[Mailman-Users] big lists, big messages

Sun May 13 07:43:14 CEST 2001

On Sat, 12 May 2001 19:20:21 -0700 (PDT) 
tib  <tib at tigerknight.org> wrote:

> To take another approach, mail out a link to the newsletter rather
> than the ENTIRE newsletter to each person. Do the math; if you're
> mailing out a letter that's 30k, to 10,000 users. that's gonna be
> 300 megs of data that's getting pumped through your system...

Your math is off as it ignores RCPT-TO envelope size.

> ... on a weekly basis, with each one having a possiblity of
> becoming corrupt or having other failures in transfer.

1) If your messages are getting corrupted, AT ALL, you have far more
serious problems than how fast your system is able to deliver a list
broadcast.  Something is fundamentally broken and that needs to be
fixed, now, before you start worrying about much else.
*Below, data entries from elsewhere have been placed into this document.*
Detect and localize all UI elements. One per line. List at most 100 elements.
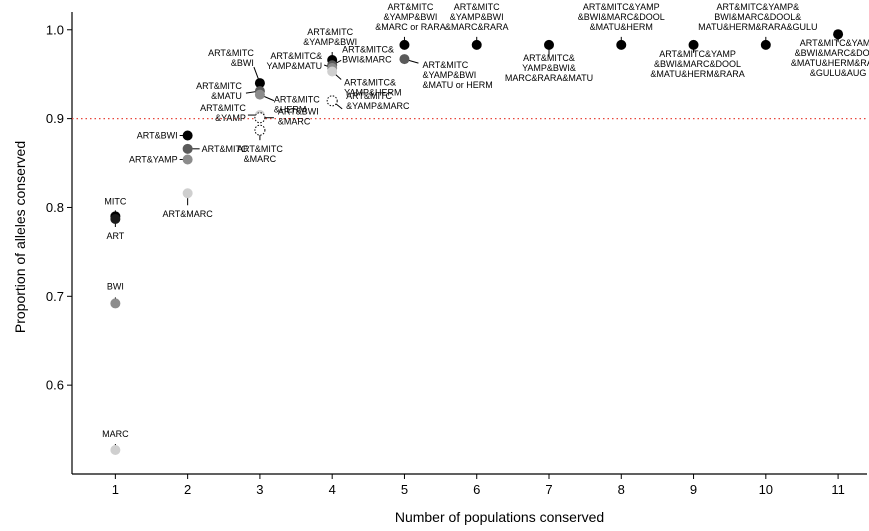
data-point (182, 130, 193, 141)
x-tick-label: 1 (112, 482, 119, 497)
data-point (110, 445, 121, 456)
x-tick-label: 6 (473, 482, 480, 497)
point-label: ART&BWI &MARC (278, 107, 319, 127)
x-tick-label: 9 (690, 482, 697, 497)
point-label-line: ART&MITC&YAMP (800, 38, 869, 48)
point-label: ART&MITC& YAMP&MATU (267, 51, 323, 71)
y-tick-label: 1.0 (46, 22, 64, 37)
data-point (399, 54, 410, 65)
point-label-line: MARC (102, 429, 129, 439)
data-point (544, 39, 554, 50)
point-label-line: ART (106, 231, 124, 241)
point-label: ART&MITC &MATU (196, 81, 242, 101)
x-tick-label: 2 (184, 482, 191, 497)
point-label-line: MARC&RARA&MATU (505, 73, 593, 83)
point-label-line: &MATU&HERM&RARA (791, 58, 869, 68)
point-label-line: ART&MITC&YAMP& (716, 2, 799, 12)
point-label-line: &BWI&MARC&DOOL (578, 12, 665, 22)
point-label-line: ART&MITC& (523, 53, 575, 63)
point-label-line: &YAMP&BWI (384, 12, 438, 22)
data-point (471, 39, 482, 50)
data-point (110, 214, 121, 225)
x-tick-label: 11 (831, 482, 845, 497)
point-label-line: ART&MITC (346, 91, 392, 101)
data-point (182, 188, 193, 199)
point-label-line: ART&MITC (208, 48, 254, 58)
y-tick-label: 0.8 (46, 200, 64, 215)
point-label-line: ART&MITC (196, 81, 242, 91)
data-point (182, 143, 193, 154)
point-label: ART (106, 231, 124, 241)
point-label-line: &YAMP&MARC (346, 101, 410, 111)
point-label-line: YAMP&MATU (267, 61, 323, 71)
point-label-line: &MATU&HERM&RARA (650, 69, 744, 79)
point-label-line: ART&MITC& (270, 51, 322, 61)
point-label-line: ART&MITC& (344, 78, 396, 88)
point-label-line: ART&MITC (237, 144, 283, 154)
x-tick-label: 5 (401, 482, 408, 497)
point-label-line: &YAMP&BWI (450, 12, 504, 22)
point-label-line: &MARC&RARA (445, 22, 509, 32)
data-point (110, 298, 121, 309)
point-label: ART&MITC&YAMP&BWI&MARC&DOOL&MATU&HERM&RA… (791, 38, 869, 78)
point-label: ART&MITC& YAMP&BWI& MARC&RARA&MATU (505, 53, 593, 83)
point-label: ART&MITC &YAMP&BWI &MATU or HERM (422, 60, 492, 90)
point-label-line: MITC (104, 196, 126, 206)
point-label-line: BWI&MARC&DOOL& (714, 12, 801, 22)
point-label-line: &MARC or RARA (375, 22, 446, 32)
point-label-line: &HERM (274, 105, 307, 115)
y-tick-label: 0.6 (46, 378, 64, 393)
point-label: ART&MITC &YAMP (200, 103, 246, 123)
point-label-line: &BWI (231, 58, 254, 68)
point-label-line: ART&BWI (278, 107, 319, 117)
point-label: ART&MITC &YAMP&BWI &MARC&RARA (445, 2, 509, 32)
x-tick-label: 4 (329, 482, 336, 497)
data-point (182, 154, 193, 165)
point-label-line: &MARC (244, 154, 277, 164)
point-label-line: &BWI&MARC&DOOL (654, 59, 741, 69)
point-label: ART&MITC &YAMP&MARC (346, 91, 410, 111)
point-label-line: BWI (107, 281, 124, 291)
data-point (254, 78, 265, 89)
y-tick-label: 0.7 (46, 289, 64, 304)
point-label: ART&YAMP (129, 154, 178, 164)
data-point (254, 89, 265, 100)
point-label-line: ART&BWI (137, 130, 178, 140)
data-point (327, 66, 338, 77)
x-tick-label: 7 (545, 482, 552, 497)
point-label: ART&MITC&YAMP&BWI&MARC&DOOL&MATU&HERM&RA… (650, 49, 744, 79)
point-label: ART&MITC& BWI&MARC (342, 44, 394, 64)
data-point (616, 39, 627, 50)
point-label-line: &MATU or HERM (422, 80, 492, 90)
point-label: ART&MITC& YAMP&HERM (344, 78, 401, 98)
point-label-line: ART&MITC&YAMP (659, 49, 736, 59)
point-label-line: YAMP&BWI& (522, 63, 576, 73)
point-label-line: ART&MITC& (342, 44, 394, 54)
data-point (399, 39, 410, 50)
point-label: ART&MITC &HERM (274, 95, 320, 115)
point-label: ART&MITC &YAMP&BWI (303, 27, 357, 47)
point-label: ART&MITC&YAMP &BWI&MARC&DOOL &MATU&HERM (578, 2, 665, 32)
x-axis-title: Number of populations conserved (395, 509, 604, 525)
data-point (760, 39, 771, 50)
point-label: MARC (102, 429, 129, 439)
point-label-line: ART&MITC (274, 95, 320, 105)
point-label-line: &GULU&AUG (810, 68, 867, 78)
point-label-line: YAMP&HERM (344, 88, 401, 98)
point-label-line: BWI&MARC (342, 54, 392, 64)
point-label-line: &MATU&HERM (590, 22, 653, 32)
y-axis-title: Proportion of alleles conserved (12, 141, 28, 333)
point-label: ART&MITC &YAMP&BWI &MARC or RARA (375, 2, 446, 32)
point-label-line: ART&MITC (200, 103, 246, 113)
point-label-line: &MATU (211, 91, 242, 101)
point-label-line: &BWI&MARC&DOOL (795, 48, 869, 58)
point-label: BWI (107, 281, 124, 291)
point-label: MITC (104, 196, 126, 206)
point-label-line: MATU&HERM&RARA&GULU (698, 22, 817, 32)
x-tick-label: 3 (256, 482, 263, 497)
point-label: ART&MARC (162, 209, 213, 219)
point-label-line: &YAMP (215, 113, 246, 123)
point-label: ART&MITC&YAMP&BWI&MARC&DOOL&MATU&HERM&RA… (698, 2, 817, 32)
point-label-line: ART&MITC (454, 2, 500, 12)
2) Transfer failures given a good MTA and reasonable choice of RCPT
TO bundle size should cause minimal problem in delivery rates for
the list broadcast.  Empirical testing here, for my admittedly very
atypical membership/domain distribution suggests that between 5 and
25 is my sweet spot under Postfix.  Chuq IIRC has found for his
locad under Sendmail that somewhere in the 30 range is his sweet
pot.  Vour mileage will vary.

3) If delivery failures are clogging your MTA queue and are
noticably slowing delivery rates, you need to start thinking about
reviewing your MTA configuration or using a different and more
intelligent MTA.

> What about turning the newsletter into a webarticle that you post
> on the net somewhere and send out just the link to all those 10k
> subscribers. First of all it'll cut your data output through the
> mailserver IMMENSELY, a 1k message that goes out rather than 30k
> will only end up being 10 megs rather than 300. 
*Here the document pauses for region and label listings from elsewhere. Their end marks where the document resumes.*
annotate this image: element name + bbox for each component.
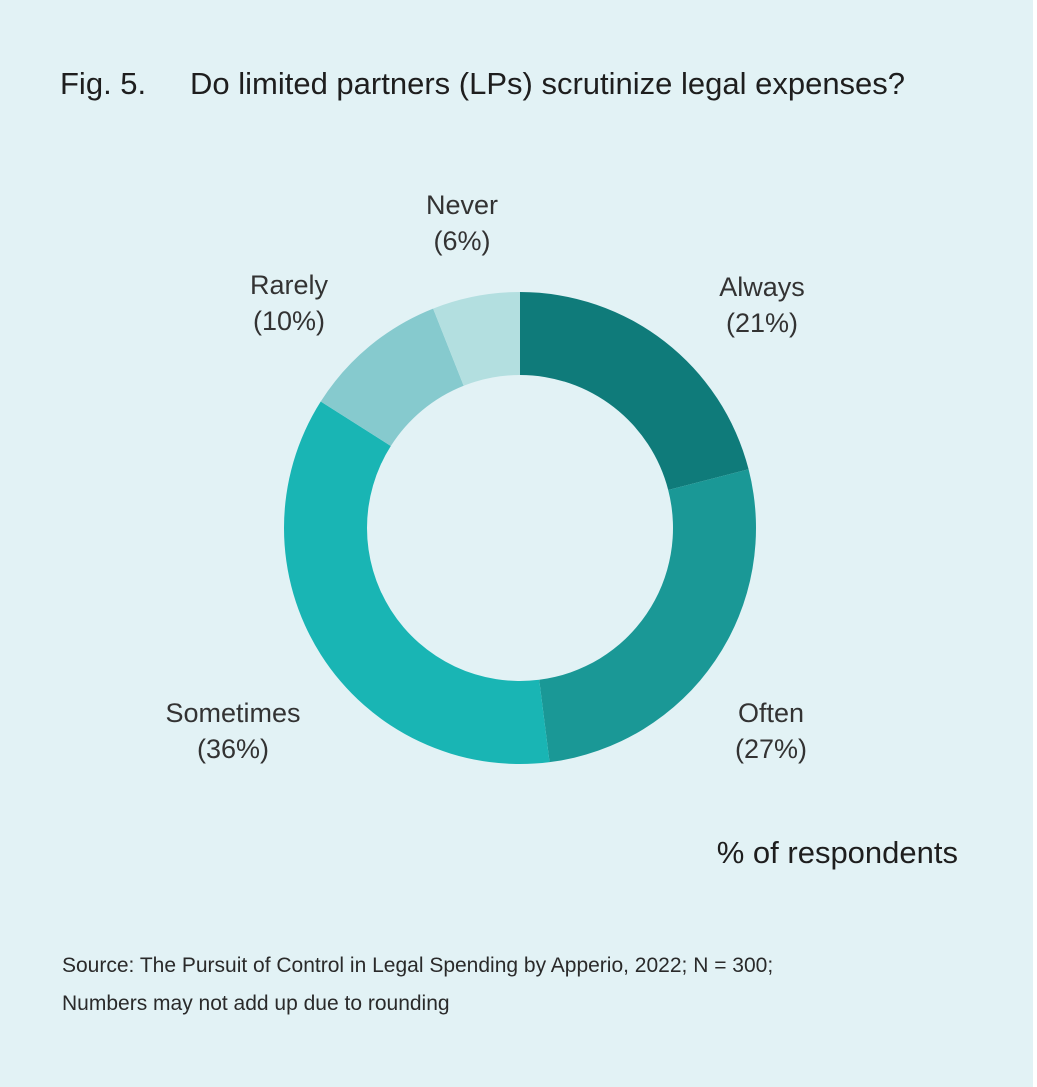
chart-title: Do limited partners (LPs) scrutinize leg…: [190, 66, 906, 101]
slice-value-label-rarely: (10%): [253, 306, 325, 336]
source-line-2: Numbers may not add up due to rounding: [62, 992, 450, 1015]
slice-label-often: Often: [738, 698, 804, 728]
unit-note: % of respondents: [716, 835, 958, 870]
slice-sometimes: [284, 401, 550, 765]
donut-labels: Always (21%) Often (27%) Sometimes (36%) Rarel…: [165, 190, 807, 764]
slice-never: [433, 292, 520, 386]
slice-label-sometimes: Sometimes: [165, 698, 300, 728]
slice-value-label-always: (21%): [726, 308, 798, 338]
slice-often: [539, 469, 757, 763]
slice-value-label-often: (27%): [735, 734, 807, 764]
slice-label-never: Never: [426, 190, 498, 220]
slice-label-rarely: Rarely: [250, 270, 329, 300]
slice-value-label-never: (6%): [433, 226, 490, 256]
slice-value-label-sometimes: (36%): [197, 734, 269, 764]
donut-slices: [284, 292, 757, 765]
slice-label-always: Always: [719, 272, 805, 302]
source-line-1: Source: The Pursuit of Control in Legal …: [62, 954, 774, 977]
figure-number: Fig. 5.: [60, 66, 147, 101]
slice-rarely: [320, 308, 464, 447]
source-note: Source: The Pursuit of Control in Legal …: [62, 947, 773, 1023]
slice-always: [520, 292, 749, 490]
Actually, list servers are generically disk IO bound with the
primary factor in the disk IO being open/close/unlink time not
read/write time.

> Second, the time it takes to SEND that batch of messages will be
> drasticly reduced. And last, if you have to make any changes to
> the message or find a critical editing error AFTER it's out, you
> can correct it in one place (the single web page) rather than
> having to mail out an error correction message to those 10k people
> all over again.

This assumes of course that the audience has web access, and in
particular has web access at the time and on the device they would
normally read the messages.  

  Example : It wouldn't work for me reading on the train on my
  laptop.

> Downside? 

You cut off a potentially significant percentage of your audience.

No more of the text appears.